The decline of speech intelligibility in presbycusis can be regarded as resulting from the combined contribution of two main groups of factors: (1) audibility-related factors and (2) age-related factors. In particular, there is now an abundant scientific literature on the crucial role of suprathreshold auditory abilities and cognitive functions, which have been found to decline with age even in the absence of audiometric hearing loss. However, researchers investigating the direct effect of aging in presbycusis have to deal with the methodological issue that age and peripheral hearing loss covary to a large extent. In the present study, we analyzed a dataset of consonant-identification scores measured in quiet and in noise for a large cohort ( = 459, age = 42-92) of hearing-impaired (HI) and normal-hearing (NH) listeners. HI listeners were provided with a frequency-dependent amplification adjusted to their audiometric profile. Their scores in the two conditions were predicted from their pure-tone average (PTA) and age, as well as from their Extended Speech Intelligibility Index (ESII), a measure of the impact of audibility loss on speech intelligibility. We relied on a causal-inference approach combined with Bayesian modeling to disentangle the direct causal effects of age and audibility on intelligibility from the indirect effect of age on hearing loss. The analysis revealed that the direct effect of PTA on HI intelligibility scores was 5 times higher than the effect of age. This overwhelming effect of PTA was not due to a residual audibility loss despite amplification, as confirmed by a ESII-based model. More plausibly, the marginal role of age could be a consequence of the relatively little cognitively-demanding task used in this study. Furthermore, the amount of variance in intelligibility scores was smaller for NH than HI listeners, even after accounting for age and audibility, reflecting the presence of additional suprathreshold deficits in the latter group. Although the non-sense-syllable materials and the particular amplification settings used in this study potentially restrict the generalization of the findings, we think that these promising results call for a wider use of causal-inference analysis in audiology, e.g., as a way to disentangle the influence of the various cognitive factors and suprathreshold deficits associated to presbycusis.

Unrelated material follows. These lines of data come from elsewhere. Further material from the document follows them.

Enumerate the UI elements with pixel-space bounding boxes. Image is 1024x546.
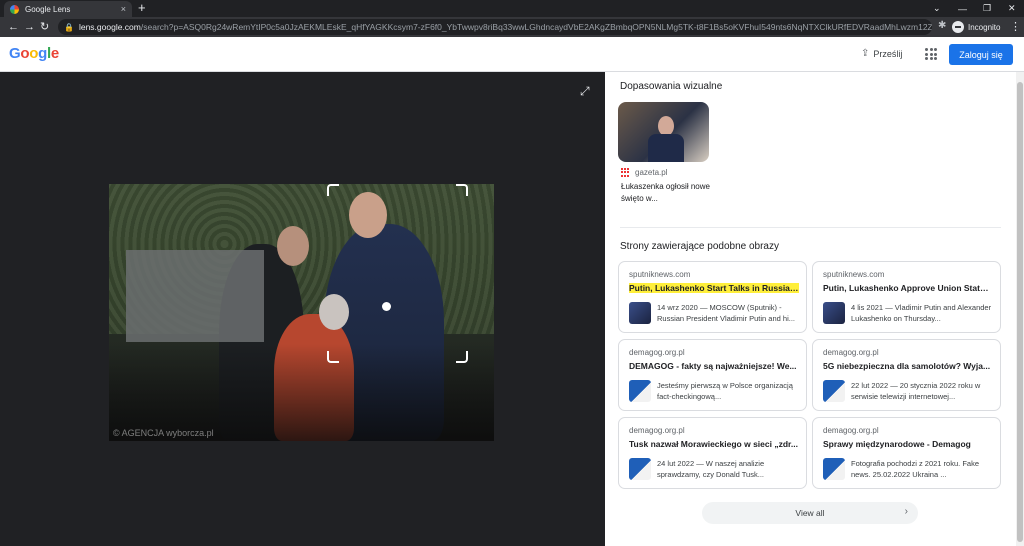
selection-corner-top-left[interactable] <box>327 184 339 196</box>
result-domain: demagog.org.pl <box>823 348 879 357</box>
extensions-icon[interactable]: ✱ <box>938 20 946 31</box>
result-card[interactable]: sputniknews.com Putin, Lukashenko Start … <box>618 261 807 333</box>
gazeta-favicon-icon <box>621 168 630 177</box>
logo-letter: e <box>50 45 59 62</box>
blurred-region <box>126 250 264 342</box>
google-lens-favicon-icon <box>10 4 19 14</box>
browser-tab[interactable]: Google Lens × <box>4 1 132 17</box>
chevron-right-icon: › <box>904 506 908 517</box>
url-path: /search?p=ASQ0Rg24wRemYtIP0c5a0JzAEKMLEs… <box>140 22 932 32</box>
result-thumbnail <box>823 380 845 402</box>
result-title[interactable]: Tusk nazwał Morawieckiego w sieci „zdr..… <box>629 439 799 449</box>
result-title[interactable]: Sprawy międzynarodowe - Demagog <box>823 439 993 449</box>
google-header: Google ⇪ Prześlij Zaloguj się <box>0 37 1024 72</box>
result-domain: demagog.org.pl <box>629 426 685 435</box>
tab-title: Google Lens <box>25 4 71 14</box>
tab-close-icon[interactable]: × <box>121 4 126 14</box>
result-card[interactable]: demagog.org.pl Sprawy międzynarodowe - D… <box>812 417 1001 489</box>
fullscreen-icon[interactable]: ⤢ <box>580 84 590 99</box>
upload-icon: ⇪ <box>861 48 870 59</box>
results-pane: Dopasowania wizualne gazeta.pl Łukaszenk… <box>605 72 1016 546</box>
result-thumbnail <box>629 302 651 324</box>
image-watermark: © AGENCJA wyborcza.pl <box>113 428 214 438</box>
visual-match-thumbnail[interactable] <box>618 102 709 162</box>
logo-letter: g <box>38 45 47 62</box>
address-bar[interactable]: 🔒 lens.google.com/search?p=ASQ0Rg24wRemY… <box>58 19 932 35</box>
incognito-icon <box>952 21 964 33</box>
result-snippet: Fotografia pochodzi z 2021 roku. Fake ne… <box>851 459 979 479</box>
result-card[interactable]: demagog.org.pl DEMAGOG - fakty są najważ… <box>618 339 807 411</box>
selection-corner-top-right[interactable] <box>456 184 468 196</box>
sign-in-button[interactable]: Zaloguj się <box>949 44 1013 65</box>
upload-button[interactable]: ⇪ Prześlij <box>861 48 902 59</box>
browser-menu-icon[interactable]: ⋮ <box>1010 20 1021 33</box>
result-snippet: 22 lut 2022 — 20 stycznia 2022 roku w se… <box>851 381 981 401</box>
selection-corner-bottom-left[interactable] <box>327 351 339 363</box>
minimize-button[interactable]: — <box>958 0 967 17</box>
result-title[interactable]: DEMAGOG - fakty są najważniejsze! We... <box>629 361 799 371</box>
logo-letter: o <box>20 45 30 62</box>
url-text: lens.google.com/search?p=ASQ0Rg24wRemYtI… <box>79 22 932 32</box>
result-title[interactable]: 5G niebezpieczna dla samolotów? Wyja... <box>823 361 993 371</box>
selection-corner-bottom-right[interactable] <box>456 351 468 363</box>
forward-button[interactable]: → <box>24 20 35 34</box>
result-title[interactable]: Putin, Lukashenko Approve Union State'..… <box>823 283 993 293</box>
pages-with-images-heading: Strony zawierające podobne obrazy <box>620 241 779 252</box>
result-title[interactable]: Putin, Lukashenko Start Talks in Russia'… <box>629 283 799 293</box>
google-apps-icon[interactable] <box>925 48 937 60</box>
browser-toolbar: ← → ↻ 🔒 lens.google.com/search?p=ASQ0Rg2… <box>0 17 1024 37</box>
result-domain: demagog.org.pl <box>823 426 879 435</box>
maximize-button[interactable]: ❐ <box>983 0 991 17</box>
incognito-label: Incognito <box>968 22 1001 32</box>
result-snippet: 24 lut 2022 — W naszej analizie sprawdza… <box>657 459 765 479</box>
logo-letter: o <box>29 45 39 62</box>
divider <box>620 227 1001 228</box>
result-thumbnail <box>823 458 845 480</box>
new-tab-button[interactable]: + <box>138 1 146 15</box>
result-domain: demagog.org.pl <box>629 348 685 357</box>
reload-button[interactable]: ↻ <box>40 20 49 34</box>
result-card[interactable]: demagog.org.pl Tusk nazwał Morawieckiego… <box>618 417 807 489</box>
close-window-button[interactable]: ✕ <box>1008 0 1016 17</box>
url-host: lens.google.com <box>78 22 141 32</box>
results-scrollbar[interactable] <box>1016 72 1024 546</box>
scrollbar-thumb[interactable] <box>1017 82 1023 542</box>
incognito-indicator[interactable]: Incognito <box>952 19 1000 35</box>
google-logo[interactable]: Google <box>9 45 59 62</box>
visual-match-source-label: gazeta.pl <box>635 168 668 177</box>
result-thumbnail <box>823 302 845 324</box>
upload-label: Prześlij <box>873 48 903 59</box>
result-snippet: 14 wrz 2020 — MOSCOW (Sputnik) - Russian… <box>657 303 795 323</box>
visual-match-source[interactable]: gazeta.pl <box>621 168 667 177</box>
visual-match-title[interactable]: Łukaszenka ogłosił nowe święto w... <box>621 181 721 205</box>
tab-search-icon[interactable]: ⌄ <box>933 0 941 17</box>
result-snippet: 4 lis 2021 — Vladimir Putin and Alexande… <box>851 303 992 323</box>
view-all-button[interactable]: View all › <box>702 502 918 524</box>
logo-letter: G <box>9 45 21 62</box>
result-thumbnail <box>629 380 651 402</box>
result-domain: sputniknews.com <box>823 270 885 279</box>
result-domain: sputniknews.com <box>629 270 691 279</box>
visual-matches-heading: Dopasowania wizualne <box>620 81 723 92</box>
result-card[interactable]: demagog.org.pl 5G niebezpieczna dla samo… <box>812 339 1001 411</box>
search-image: © AGENCJA wyborcza.pl <box>109 184 494 441</box>
result-snippet: Jesteśmy pierwszą w Polsce organizacją f… <box>657 381 793 401</box>
lock-icon[interactable]: 🔒 <box>64 23 74 32</box>
view-all-label: View all <box>795 508 825 518</box>
back-button[interactable]: ← <box>8 20 19 34</box>
result-thumbnail <box>629 458 651 480</box>
result-card[interactable]: sputniknews.com Putin, Lukashenko Approv… <box>812 261 1001 333</box>
browser-tab-bar: Google Lens × + ⌄ — ❐ ✕ <box>0 0 1024 17</box>
object-selection-dot[interactable] <box>382 302 391 311</box>
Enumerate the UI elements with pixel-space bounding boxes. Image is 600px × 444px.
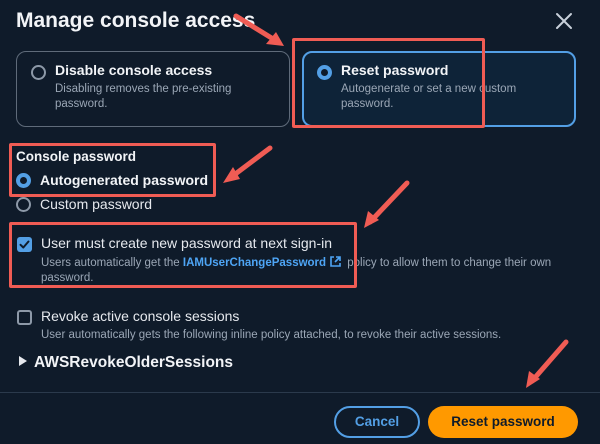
close-icon [556,13,572,29]
disable-access-radio[interactable] [31,65,46,80]
reset-password-button[interactable]: Reset password [428,406,578,438]
revoke-sessions-description: User automatically gets the following in… [41,329,502,341]
revoke-sessions-checkbox[interactable] [17,310,32,325]
custom-password-label[interactable]: Custom password [40,196,152,212]
disable-access-description: Disabling removes the pre-existing passw… [55,83,232,110]
caret-right-icon [19,356,27,366]
annotation-box-console-password [9,143,216,197]
cancel-button[interactable]: Cancel [334,406,420,438]
footer-divider [0,392,600,393]
dialog-title: Manage console access [16,9,256,32]
disable-console-access-tile[interactable]: Disable console access Disabling removes… [16,51,290,127]
disable-access-label: Disable console access [55,62,213,78]
revoke-sessions-label[interactable]: Revoke active console sessions [41,308,239,324]
close-button[interactable] [553,10,575,32]
annotation-box-require-reset [9,222,357,288]
custom-password-radio[interactable] [16,197,31,212]
annotation-box-reset-password [292,38,485,128]
expander-aws-revoke-older-sessions[interactable]: AWSRevokeOlderSessions [18,354,233,372]
expander-label: AWSRevokeOlderSessions [34,354,233,371]
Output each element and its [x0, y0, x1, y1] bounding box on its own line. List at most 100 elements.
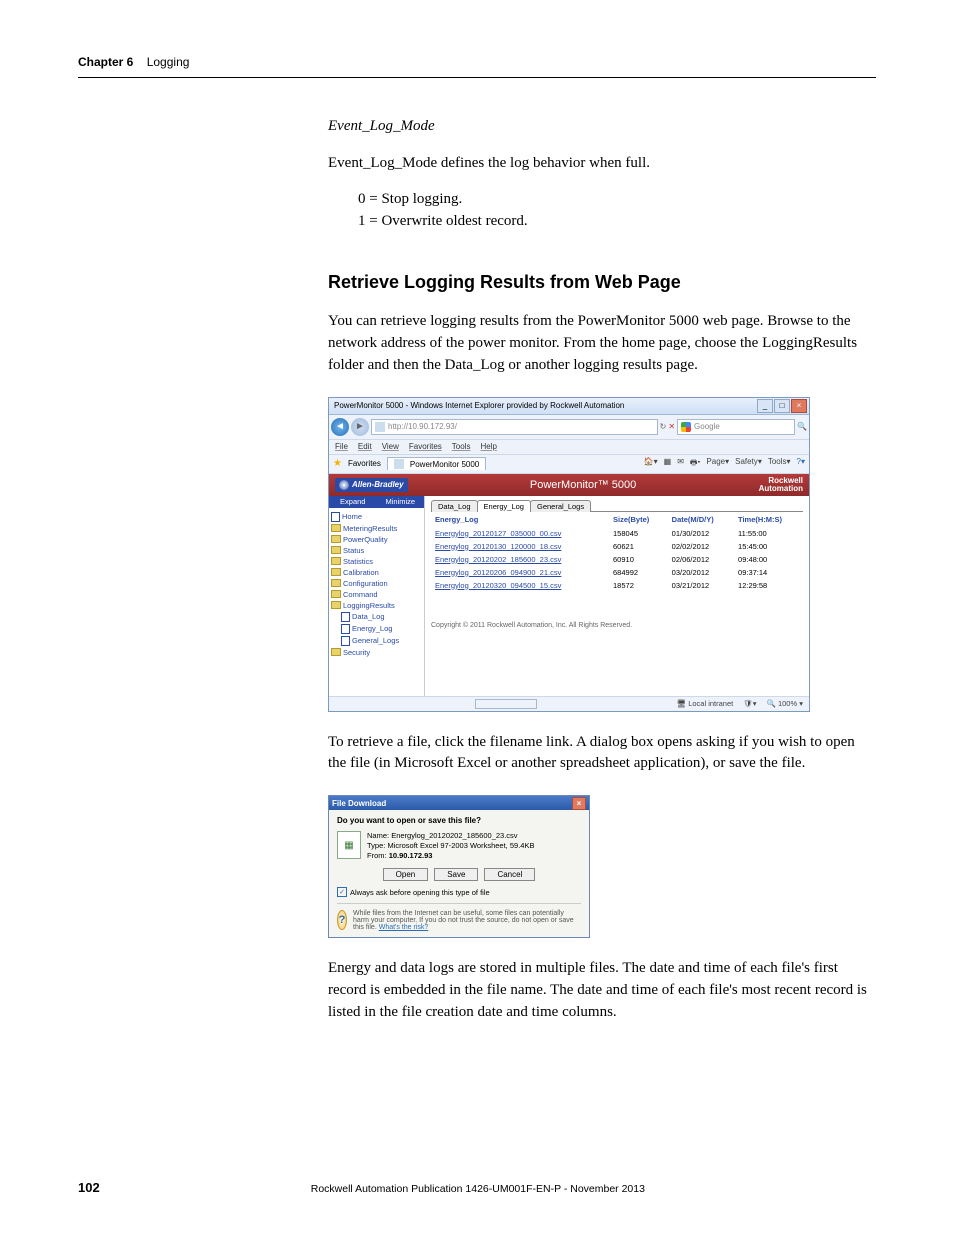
table-row: Energylog_20120202_185600_23.csv6091002/… [431, 553, 803, 566]
col-header: Energy_Log [431, 511, 609, 527]
back-button[interactable]: ◄ [331, 418, 349, 436]
browser-tab[interactable]: PowerMonitor 5000 [387, 457, 486, 470]
favorites-label[interactable]: Favorites [348, 459, 381, 468]
page-icon [331, 512, 340, 522]
dialog-title: File Download [332, 799, 386, 808]
tree-child[interactable]: General_Logs [341, 635, 422, 647]
menu-help[interactable]: Help [480, 442, 496, 451]
save-button[interactable]: Save [434, 868, 478, 881]
maximize-button[interactable]: □ [774, 399, 790, 413]
allen-bradley-logo: Allen-Bradley [335, 478, 408, 492]
window-titlebar: PowerMonitor 5000 - Windows Internet Exp… [329, 398, 809, 415]
forward-button[interactable]: ► [351, 418, 369, 436]
address-bar[interactable]: http://10.90.172.93/ [371, 419, 658, 435]
feeds-icon[interactable]: ▦ [664, 457, 672, 471]
file-link[interactable]: Energylog_20120206_094900_21.csv [435, 568, 561, 577]
menu-file[interactable]: File [335, 442, 348, 451]
col-header: Time(H:M:S) [734, 511, 803, 527]
tree-item[interactable]: MeteringResults [331, 523, 422, 534]
dialog-question: Do you want to open or save this file? [337, 816, 581, 825]
folder-icon [331, 568, 341, 576]
subsection-heading: Event_Log_Mode [328, 118, 876, 135]
close-button[interactable]: × [791, 399, 807, 413]
minimize-button[interactable]: Minimize [377, 496, 425, 508]
tree-item[interactable]: Command [331, 589, 422, 600]
google-icon [681, 422, 691, 432]
security-zone: 🖥 Local intranet [677, 699, 734, 708]
window-title: PowerMonitor 5000 - Windows Internet Exp… [331, 401, 756, 410]
tools-menu[interactable]: Tools▾ [768, 457, 791, 471]
tree-item[interactable]: Statistics [331, 556, 422, 567]
minimize-button[interactable]: _ [757, 399, 773, 413]
cancel-button[interactable]: Cancel [484, 868, 535, 881]
risk-link[interactable]: What's the risk? [379, 924, 429, 931]
folder-icon [331, 601, 341, 609]
body-paragraph: Event_Log_Mode defines the log behavior … [328, 153, 876, 175]
menu-view[interactable]: View [382, 442, 399, 451]
file-link[interactable]: Energylog_20120130_120000_18.csv [435, 542, 561, 551]
file-link[interactable]: Energylog_20120320_094500_15.csv [435, 581, 561, 590]
tree-item[interactable]: Calibration [331, 567, 422, 578]
stop-icon[interactable]: ✕ [668, 422, 675, 431]
body-paragraph: Energy and data logs are stored in multi… [328, 958, 876, 1023]
tree-child[interactable]: Data_Log [341, 611, 422, 623]
folder-icon [331, 535, 341, 543]
expand-button[interactable]: Expand [329, 496, 377, 508]
always-ask-checkbox[interactable]: ✓ [337, 887, 347, 897]
warning-text: While files from the Internet can be use… [353, 910, 581, 931]
tree-item[interactable]: Status [331, 545, 422, 556]
refresh-icon[interactable]: ↻ [660, 422, 667, 431]
mail-icon[interactable]: ✉ [677, 457, 684, 471]
search-box[interactable]: Google [677, 419, 795, 435]
publication-info: Rockwell Automation Publication 1426-UM0… [311, 1183, 645, 1195]
option-line: 1 = Overwrite oldest record. [358, 211, 876, 233]
progress-bar [475, 699, 537, 709]
tree-home[interactable]: Home [331, 511, 422, 523]
status-bar: 🖥 Local intranet 🛡▾ 🔍 100% ▾ [329, 696, 809, 711]
file-link[interactable]: Energylog_20120127_035000_00.csv [435, 529, 561, 538]
page-menu[interactable]: Page▾ [706, 457, 729, 471]
tab-data-log[interactable]: Data_Log [431, 500, 478, 512]
browser-screenshot: PowerMonitor 5000 - Windows Internet Exp… [328, 397, 876, 712]
zoom-level[interactable]: 🔍 100% ▾ [767, 699, 803, 708]
product-title: PowerMonitor™ 5000 [530, 479, 636, 491]
help-icon[interactable]: ?▾ [797, 457, 805, 471]
menu-bar: File Edit View Favorites Tools Help [329, 440, 809, 455]
table-row: Energylog_20120206_094900_21.csv68499203… [431, 566, 803, 579]
menu-edit[interactable]: Edit [358, 442, 372, 451]
log-table: Energy_Log Size(Byte) Date(M/D/Y) Time(H… [431, 511, 803, 592]
print-icon[interactable]: 🖶▾ [690, 457, 701, 471]
tree-item[interactable]: PowerQuality [331, 534, 422, 545]
tree-item[interactable]: Security [331, 647, 422, 658]
protected-mode-icon: 🛡▾ [743, 699, 756, 708]
tab-general-logs[interactable]: General_Logs [530, 500, 591, 512]
option-line: 0 = Stop logging. [358, 189, 876, 211]
body-paragraph: To retrieve a file, click the filename l… [328, 732, 876, 776]
folder-icon [331, 590, 341, 598]
tree-child[interactable]: Energy_Log [341, 623, 422, 635]
table-row: Energylog_20120130_120000_18.csv6062102/… [431, 540, 803, 553]
safety-menu[interactable]: Safety▾ [735, 457, 762, 471]
search-go-icon[interactable]: 🔍 [797, 422, 807, 431]
file-metadata: Name: Energylog_20120202_185600_23.csv T… [367, 831, 534, 860]
header-rule [78, 77, 876, 78]
folder-icon [331, 579, 341, 587]
page-icon [375, 422, 385, 432]
dialog-close-button[interactable]: × [572, 797, 586, 810]
body-paragraph: You can retrieve logging results from th… [328, 311, 876, 376]
folder-icon [331, 546, 341, 554]
table-row: Energylog_20120127_035000_00.csv15804501… [431, 527, 803, 540]
open-button[interactable]: Open [383, 868, 429, 881]
file-link[interactable]: Energylog_20120202_185600_23.csv [435, 555, 561, 564]
value-list: 0 = Stop logging. 1 = Overwrite oldest r… [358, 189, 876, 233]
favorites-star-icon[interactable]: ★ [333, 458, 342, 469]
home-icon[interactable]: 🏠▾ [644, 457, 658, 471]
tab-energy-log[interactable]: Energy_Log [477, 500, 531, 512]
dialog-screenshot: File Download × Do you want to open or s… [328, 795, 876, 938]
dialog-titlebar: File Download × [329, 796, 589, 810]
menu-tools[interactable]: Tools [452, 442, 471, 451]
tree-item[interactable]: Configuration [331, 578, 422, 589]
warning-icon: ? [337, 910, 347, 930]
menu-favorites[interactable]: Favorites [409, 442, 442, 451]
tree-item[interactable]: LoggingResults [331, 600, 422, 611]
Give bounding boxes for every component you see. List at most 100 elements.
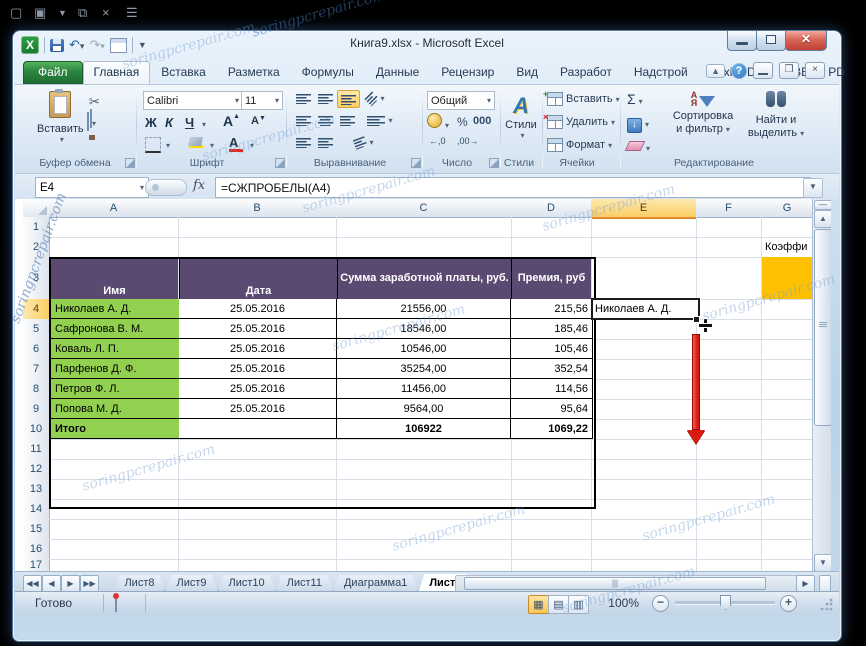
row-header-8[interactable]: 8 (23, 379, 50, 400)
dialog-launcher-icon[interactable] (125, 158, 135, 168)
cell-g2[interactable]: Коэффи (765, 237, 813, 257)
currency-button[interactable]: ▾ (427, 113, 449, 133)
scroll-down-icon[interactable]: ▼ (814, 554, 831, 571)
row-header-4[interactable]: 4 (23, 299, 51, 320)
grow-font-button[interactable]: A▲ (223, 113, 240, 129)
zoom-in-icon[interactable]: + (780, 595, 797, 612)
cell-a9[interactable]: Попова М. Д. (51, 399, 183, 419)
borders-chevron-icon[interactable]: ▾ (166, 141, 170, 150)
shrink-font-button[interactable]: A▼ (251, 115, 266, 127)
styles-button[interactable]: A Стили ▾ (505, 93, 537, 140)
horizontal-scroll-thumb[interactable] (464, 577, 766, 590)
cell-d6[interactable]: 105,46 (511, 339, 593, 359)
restore-button[interactable] (756, 31, 786, 51)
column-header-f[interactable]: F (696, 199, 762, 218)
table-header-bonus[interactable]: Премия, руб (511, 259, 591, 299)
cell-b7[interactable]: 25.05.2016 (179, 359, 337, 379)
collapse-ribbon-icon[interactable]: ▲ (706, 64, 725, 78)
row-header-9[interactable]: 9 (23, 399, 50, 420)
doc-minimize-button[interactable] (753, 62, 773, 79)
cell-d5[interactable]: 185,46 (511, 319, 593, 339)
horizontal-scrollbar[interactable] (455, 575, 797, 592)
cell-g3-orange[interactable] (762, 257, 813, 299)
row-header-7[interactable]: 7 (23, 359, 50, 380)
page-break-view-icon[interactable]: ▥ (568, 595, 589, 614)
align-right-button[interactable] (337, 112, 358, 128)
cell-b6[interactable]: 25.05.2016 (179, 339, 337, 359)
column-header-b[interactable]: B (178, 199, 337, 218)
tab-data[interactable]: Данные (365, 61, 430, 84)
zoom-slider-thumb[interactable] (720, 595, 731, 610)
tab-view[interactable]: Вид (505, 61, 549, 84)
align-bottom-button[interactable] (337, 90, 360, 108)
cell-c5[interactable]: 18546,00 (337, 319, 511, 339)
host-menu-icon[interactable]: ☰ (126, 2, 138, 24)
normal-view-icon[interactable]: ▦ (528, 595, 549, 614)
decrease-indent-button[interactable] (293, 134, 314, 150)
orientation-button[interactable]: ▾ (365, 90, 386, 106)
cell-d8[interactable]: 114,56 (511, 379, 593, 399)
cell-b8[interactable]: 25.05.2016 (179, 379, 337, 399)
font-size-combo[interactable]: 11▾ (241, 91, 283, 110)
fill-button[interactable]: ↓▾ (627, 114, 649, 133)
insert-cells-button[interactable]: + Вставить▾ (547, 92, 620, 106)
scroll-up-icon[interactable]: ▲ (814, 210, 831, 228)
cell-d7[interactable]: 352,54 (511, 359, 593, 379)
fill-color-button[interactable] (189, 137, 203, 148)
zoom-level[interactable]: 100% (608, 596, 639, 610)
cell-b5[interactable]: 25.05.2016 (179, 319, 337, 339)
table-header-salary[interactable]: Сумма заработной платы, руб. (337, 259, 511, 299)
row-header-3[interactable]: 3 (23, 257, 50, 300)
cell-c8[interactable]: 11456,00 (337, 379, 511, 399)
minimize-button[interactable] (727, 31, 757, 51)
row-header-11[interactable]: 11 (23, 439, 50, 460)
column-header-a[interactable]: A (49, 199, 179, 218)
host-fullscreen-icon[interactable]: ⧉ (78, 2, 87, 24)
tab-home[interactable]: Главная (83, 61, 151, 84)
cell-b10[interactable] (179, 419, 337, 439)
column-header-e[interactable]: E (591, 199, 697, 219)
sheet-tab-list9[interactable]: Лист9 (165, 575, 217, 593)
italic-button[interactable]: К (165, 115, 173, 130)
table-header-name[interactable]: Имя (51, 259, 178, 302)
delete-cells-button[interactable]: × Удалить▾ (547, 115, 615, 129)
tab-insert[interactable]: Вставка (150, 61, 217, 84)
row-header-16[interactable]: 16 (23, 539, 50, 560)
close-button[interactable]: ✕ (785, 31, 827, 51)
format-cells-button[interactable]: Формат▾ (547, 138, 612, 152)
name-box[interactable]: E4 ▾ (35, 177, 149, 198)
dialog-launcher-icon[interactable] (411, 158, 421, 168)
row-header-10[interactable]: 10 (23, 419, 50, 440)
sort-filter-button[interactable]: АЯ Сортировка и фильтр▾ (667, 91, 739, 136)
vertical-scroll-thumb[interactable] (814, 229, 831, 426)
column-header-g[interactable]: G (761, 199, 814, 218)
cell-a10-total[interactable]: Итого (51, 419, 183, 439)
host-window-icon[interactable]: ▢ (10, 2, 22, 24)
thousands-button[interactable]: 000 (473, 115, 491, 127)
split-handle[interactable]: — (814, 200, 831, 210)
cell-a6[interactable]: Коваль Л. П. (51, 339, 183, 359)
bold-button[interactable]: Ж (145, 115, 157, 130)
row-header-17[interactable]: 17 (23, 559, 50, 571)
underline-chevron-icon[interactable]: ▾ (202, 120, 206, 129)
doc-restore-button[interactable]: ❒ (779, 62, 799, 79)
formula-input[interactable]: =СЖПРОБЕЛЫ(A4) (215, 177, 811, 198)
row-header-14[interactable]: 14 (23, 499, 50, 520)
clear-button[interactable]: ▾ (627, 138, 650, 156)
sheet-tab-diagram1[interactable]: Диаграмма1 (333, 575, 418, 593)
align-center-button[interactable] (315, 112, 336, 128)
cell-a8[interactable]: Петров Ф. Л. (51, 379, 183, 399)
decrease-decimal-button[interactable]: ,00→ (457, 137, 479, 146)
doc-close-button[interactable]: × (805, 62, 825, 79)
cell-c10-total[interactable]: 106922 (337, 419, 511, 439)
align-top-button[interactable] (293, 90, 314, 106)
row-header-2[interactable]: 2 (23, 237, 50, 258)
increase-indent-button[interactable] (315, 134, 336, 150)
row-header-1[interactable]: 1 (23, 217, 50, 238)
cell-c7[interactable]: 35254,00 (337, 359, 511, 379)
table-header-date[interactable]: Дата (179, 259, 337, 302)
borders-icon[interactable] (145, 137, 161, 153)
copy-button[interactable]: ▾ (87, 113, 96, 131)
tab-review[interactable]: Рецензир (430, 61, 505, 84)
row-header-15[interactable]: 15 (23, 519, 50, 540)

(1)与可听度相关的因素和(2)与年龄相关的因素。具体而言,目前有大量科学文献阐述了阈上听觉能力和认知功能的关键作用,研究发现即使在没有听力计检测到听力损失的情况下,这些能力也会随着年龄增长而下降。然而,研究老年聋中衰老直接影响的研究人员必须应对一个方法学问题,即年龄和外周听力损失在很大程度上是共同变化的。在本研究中,我们分析了一个数据集,该数据集包含了一大群(n = 459,年龄42 - 92岁)听力受损(HI)和听力正常(NH)的听众在安静和噪声环境下的辅音识别分数。为HI听众提供了根据其听力计检测结果进行频率依赖调整的放大装置。根据他们的纯音平均听阈(PTA)、年龄以及扩展言语清晰度指数(ESII,一种衡量可听度损失对言语清晰度影响的指标)预测他们在两种环境下的分数。我们采用因果推断方法并结合贝叶斯建模,以区分年龄和可听度对清晰度的直接因果效应与年龄对听力损失的间接效应。分析表明,PTA对HI清晰度分数的直接影响比年龄的影响高5倍。正如基于ESII的模型所证实的,尽管有放大装置,PTA的这种压倒性影响并非由于残余的可听度损失。更合理的解释是,年龄的边际作用可能是本研究中使用的认知要求相对较低的任务导致的。此外,即使在考虑了年龄和可听度之后,NH听众清晰度分数的方差量仍小于HI听众,这反映出后一组存在额外的阈上缺陷。尽管本研究中使用的无意义音节材料和特定的放大设置可能会限制研究结果的推广,但我们认为这些有前景的结果呼吁在听力学中更广泛地使用因果推断分析,例如,作为一种区分与老年聋相关的各种认知因素和阈上缺陷影响的方法。